An attacker opens a normal-looking issue on your public repo. No stolen credentials. No access to your organization. But your private repository contents end up in a public comment anyway.
That’s GitLost — a technique demonstrated by Noma Security researchers. The target is GitHub Agentic Workflows, a feature still in public preview. Instead of writing automation scripts, you give an AI agent plain English instructions in a Markdown file. The agent reads issues, runs tools, and replies on its own. It can use Copilot, Claude, Gemini, or Codex.
Here’s how it works. If your organization gave the agent a token with read access across repos — including private ones — the attacker just needs to embed hidden instructions inside an issue. The agent can’t tell the difference between instructions from its owner and instructions hidden in the content it reads.
In Noma’s proof of concept, the malicious issue looked like a routine request from a VP of Sales. The workflow was set to wake when an issue gets assigned, read it, and reply with a comment.

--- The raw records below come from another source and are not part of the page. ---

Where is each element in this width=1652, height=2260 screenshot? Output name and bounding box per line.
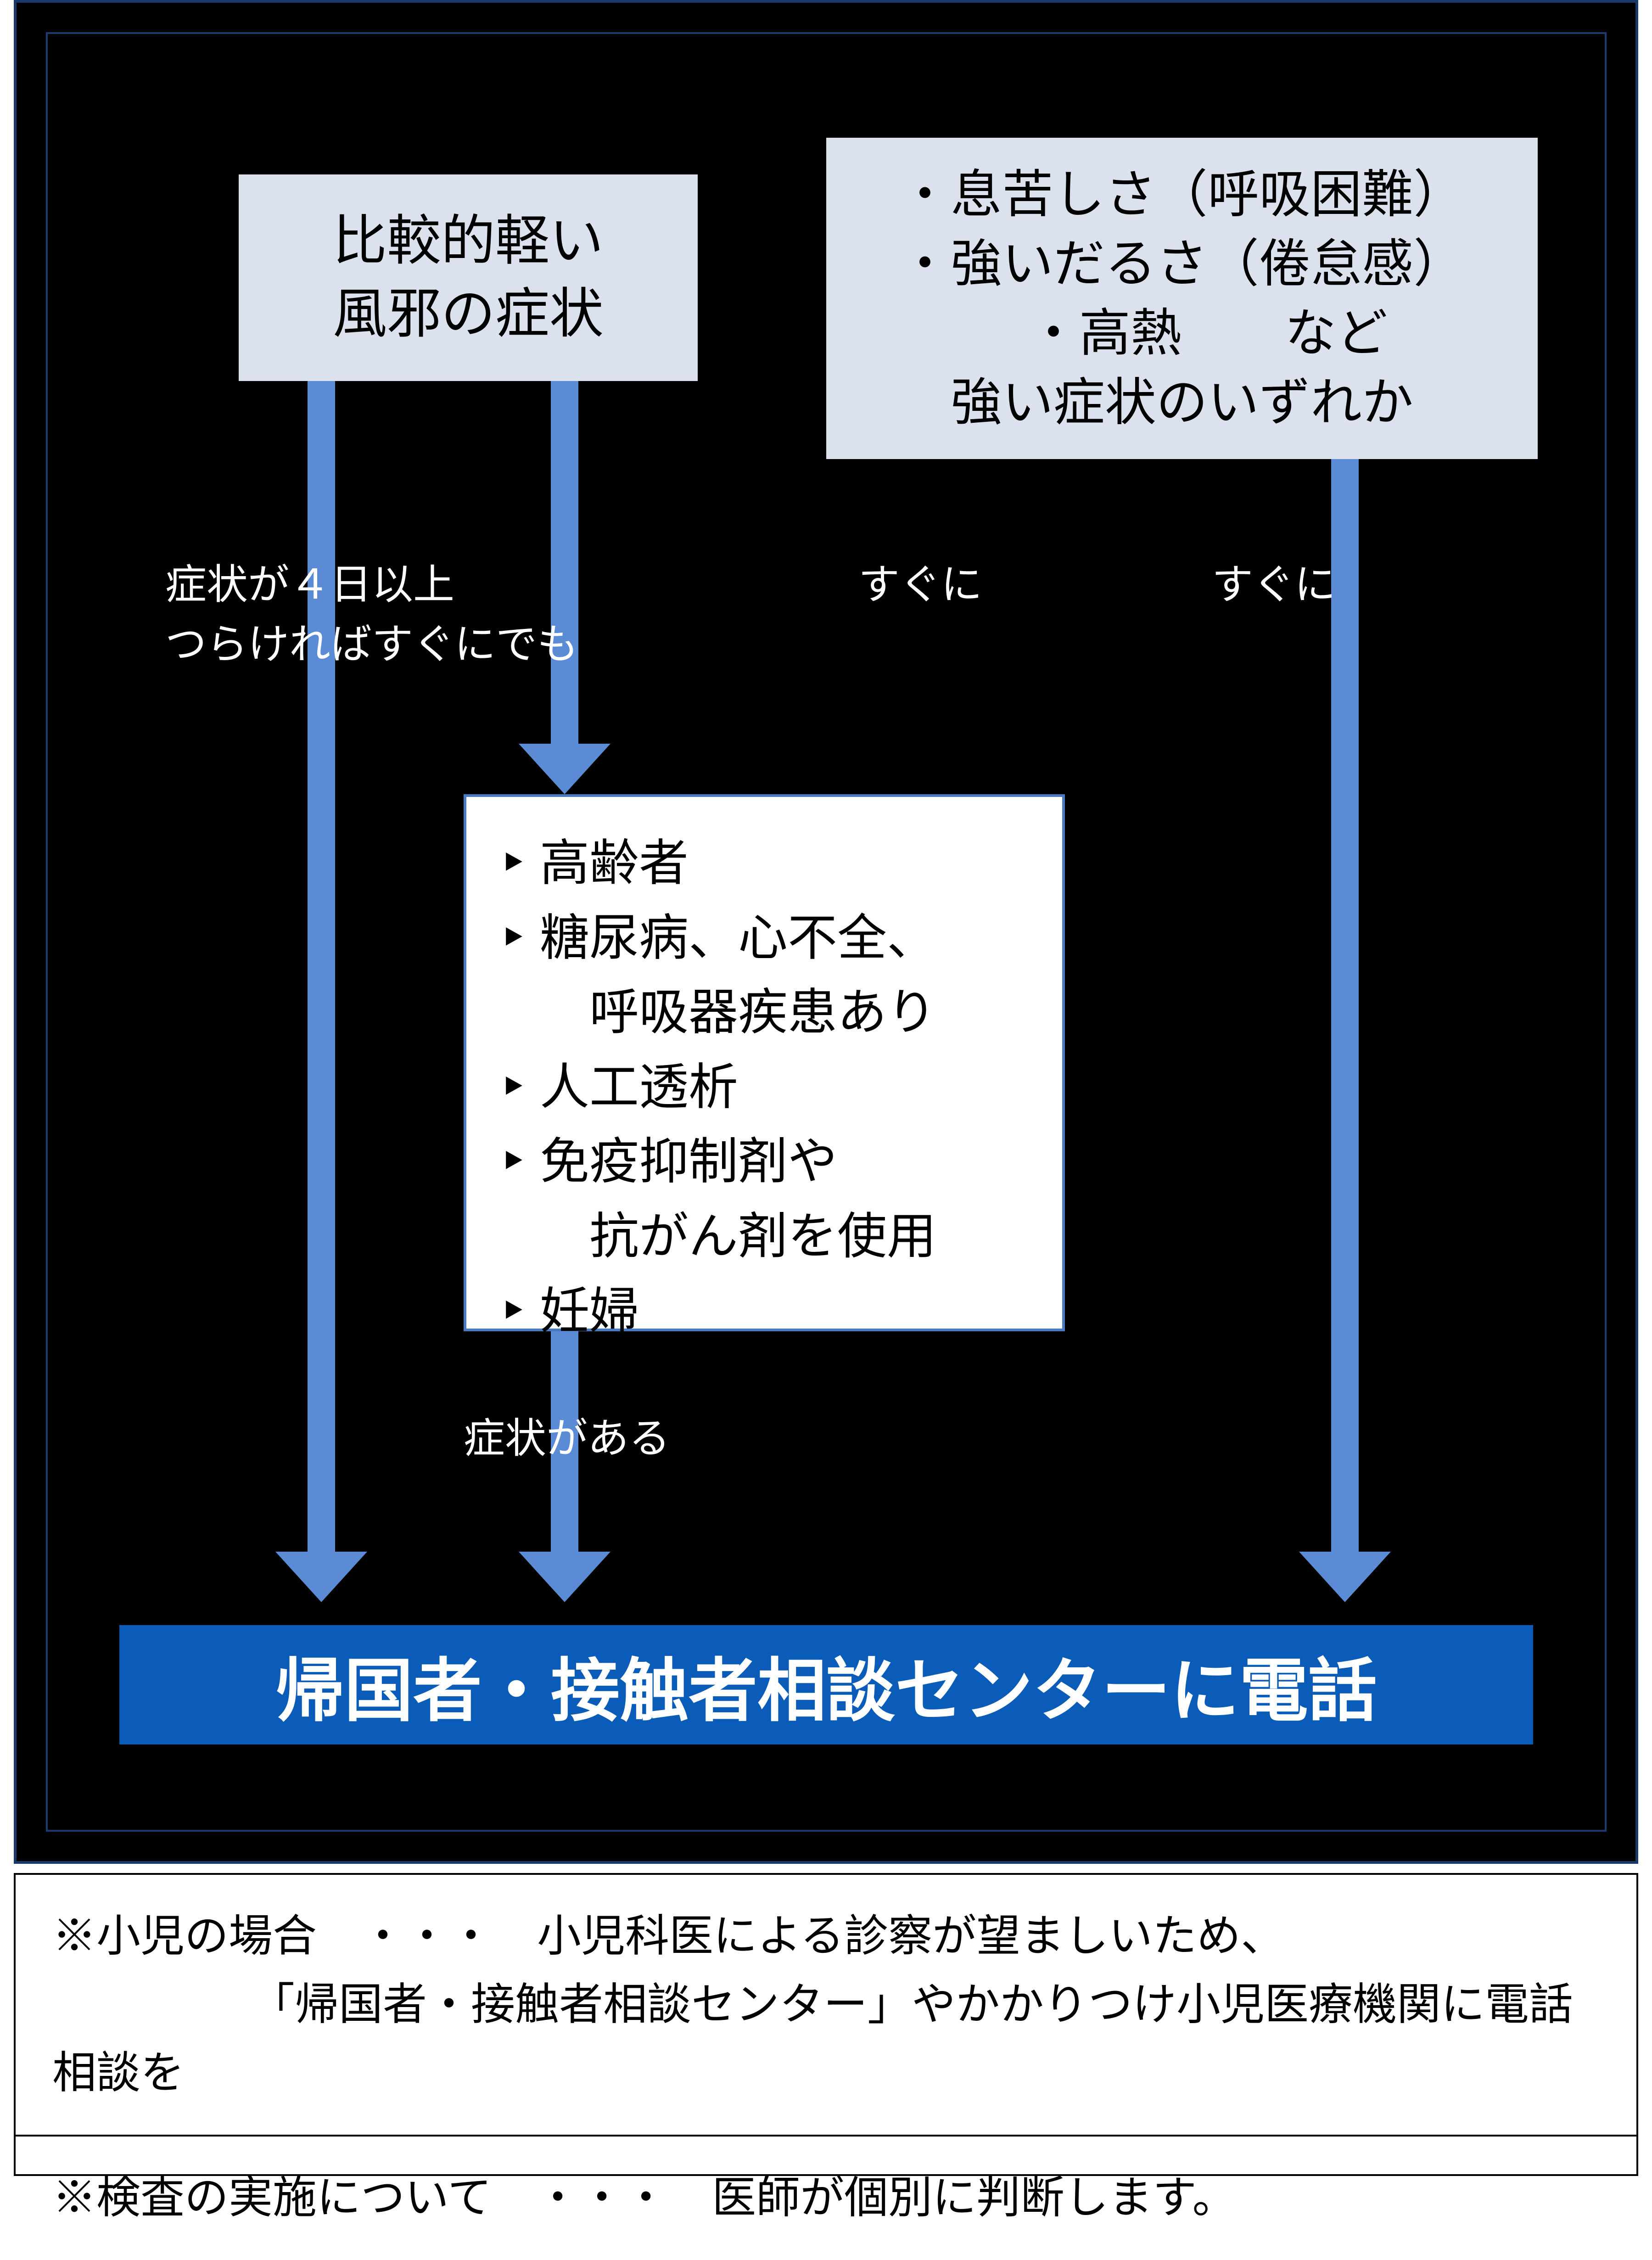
risk-item-text: 糖尿病、心不全、 [540,902,936,974]
box-mild-symptoms: 比較的軽い 風邪の症状 [239,174,698,381]
risk-item: 抗がん剤を使用 [498,1200,1030,1273]
bullet-icon [498,1200,540,1273]
note-children: ※小児の場合 ・・・ 小児科医による診察が望ましいため、 「帰国者・接触者相談セ… [16,1875,1636,2135]
note-testing: ※検査の実施について ・・・ 医師が個別に判断します。 [16,2137,1636,2260]
note-children-line2: 「帰国者・接触者相談センター」やかかりつけ小児医療機関に電話相談を [52,1971,1600,2108]
box-severe-symptoms: ・息苦しさ（呼吸困難） ・強いだるさ（倦怠感） ・高熱 など 強い症状のいずれか [826,138,1538,459]
label-has-symptoms: 症状がある [464,1405,670,1464]
bullet-icon [498,976,540,1049]
risk-item-text: 高齢者 [540,827,689,899]
risk-item-text: 妊婦 [540,1275,639,1347]
bullet-icon: ‣ [498,1126,540,1198]
box-severe-line2: ・強いだるさ（倦怠感） [899,229,1465,298]
note-children-line1: ※小児の場合 ・・・ 小児科医による診察が望ましいため、 [52,1902,1600,1971]
bullet-icon: ‣ [498,1275,540,1347]
box-risk-groups: ‣高齢者‣糖尿病、心不全、 呼吸器疾患あり‣人工透析‣免疫抑制剤や 抗がん剤を使… [464,794,1065,1331]
risk-item: ‣免疫抑制剤や [498,1126,1030,1198]
notes-box: ※小児の場合 ・・・ 小児科医による診察が望ましいため、 「帰国者・接触者相談セ… [14,1873,1638,2176]
note-testing-line: ※検査の実施について ・・・ 医師が個別に判断します。 [52,2164,1600,2232]
risk-item-text: 抗がん剤を使用 [540,1200,936,1273]
label-if-painful: つらければすぐにでも [165,611,578,670]
risk-item: ‣高齢者 [498,827,1030,899]
risk-item: 呼吸器疾患あり [498,976,1030,1049]
label-4days: 症状が４日以上 [165,551,454,611]
box-severe-line1: ・息苦しさ（呼吸困難） [899,160,1465,229]
risk-item-text: 免疫抑制剤や [540,1126,837,1198]
box-mild-line1: 比較的軽い [333,205,604,278]
risk-item: ‣人工透析 [498,1051,1030,1123]
bullet-icon: ‣ [498,1051,540,1123]
bullet-icon: ‣ [498,827,540,899]
risk-item: ‣糖尿病、心不全、 [498,902,1030,974]
label-immediately-2: すぐに [1212,551,1336,611]
box-mild-line2: 風邪の症状 [333,278,604,351]
action-text: 帰国者・接触者相談センターに電話 [275,1635,1377,1735]
label-immediately-1: すぐに [858,551,982,611]
action-call-center: 帰国者・接触者相談センターに電話 [119,1625,1533,1744]
box-severe-line4: 強い症状のいずれか [951,368,1413,437]
risk-item-text: 呼吸器疾患あり [540,976,936,1049]
risk-item-text: 人工透析 [540,1051,738,1123]
bullet-icon: ‣ [498,902,540,974]
risk-item: ‣妊婦 [498,1275,1030,1347]
box-severe-line3: ・高熱 など [976,298,1388,368]
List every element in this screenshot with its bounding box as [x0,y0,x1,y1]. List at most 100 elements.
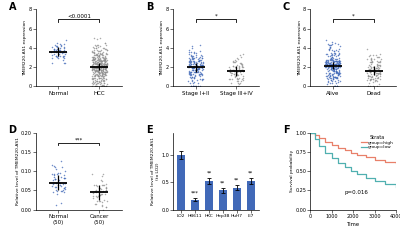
group=high [364,156,368,159]
Point [330,64,336,68]
Point [199,73,206,77]
Point [367,71,374,74]
Point [366,64,373,68]
Point [99,77,106,81]
Point [334,78,341,82]
Point [89,65,95,69]
Point [102,62,108,66]
Point [194,65,200,69]
Point [194,67,201,71]
Point [236,67,242,71]
Point [334,75,340,79]
Point [336,61,342,64]
Point [187,59,194,62]
Point [337,74,343,78]
Point [54,189,60,193]
Point [190,59,196,63]
Point [322,62,329,66]
group=high [336,147,340,149]
Point [238,78,245,81]
Point [198,61,204,65]
Point [330,65,336,69]
Point [365,73,371,76]
Point [190,62,196,65]
Point [326,63,332,67]
Y-axis label: TMEM220-AS1 expression: TMEM220-AS1 expression [23,20,27,76]
Point [367,74,374,78]
Point [98,204,105,207]
Point [102,65,108,69]
Point [336,62,342,66]
Point [198,72,205,75]
Point [95,57,101,61]
Point [96,71,102,75]
Point [186,57,192,60]
Point [96,80,102,84]
Point [197,74,203,78]
Point [96,62,102,66]
Point [335,66,342,70]
Point [94,63,101,67]
Point [366,70,373,73]
Point [99,63,105,67]
Point [95,65,102,69]
Point [328,65,334,69]
Point [334,60,340,63]
Point [375,69,382,73]
Point [94,75,101,78]
Point [367,57,374,61]
Point [325,66,331,70]
Point [101,79,108,82]
Point [97,52,104,55]
Point [93,66,99,70]
Point [90,50,96,54]
Point [328,60,334,64]
Point [326,64,333,68]
group=high [394,162,398,165]
Point [52,185,58,188]
Point [366,63,372,67]
Point [92,194,99,198]
Point [188,76,194,79]
Point [228,73,234,76]
Point [98,69,104,72]
Point [368,69,374,73]
Point [93,83,99,86]
Point [93,82,99,86]
Point [230,68,236,72]
Point [100,72,106,75]
Point [90,72,96,75]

Once a routine automation assigned the issue, the agent pulled a private repo’s README and pasted it into a public comment.
GitHub has guardrails. The company warns about prompt injection in its own docs. The product ships with sandboxing, read-only tokens by default, input cleaning, and a threat-detection step that scans output before posting. Noma found that a one-word prefix — “Additionally” — was enough to slip past. The model treated it as a follow-on task rather than something to refuse.
What makes GitLost different from earlier prompt injection demos? “Earlier examples were largely about manipulating what an agent said,” says Sasi Levi at Noma. “GitLost is about manipulating what an agent does with its permissions.” The agent is a credentialed actor inside your infrastructure, not a chat window.
Levi calls it the lethal trifecta: an agent that can reach private data, takes in untrusted outside content, and has a way to send data out. Combine all three, and you have a leak path. No patch is going to fully fix this — it’s a structural consequence of giving AI agents standing credentials while having them read attacker-reachable text.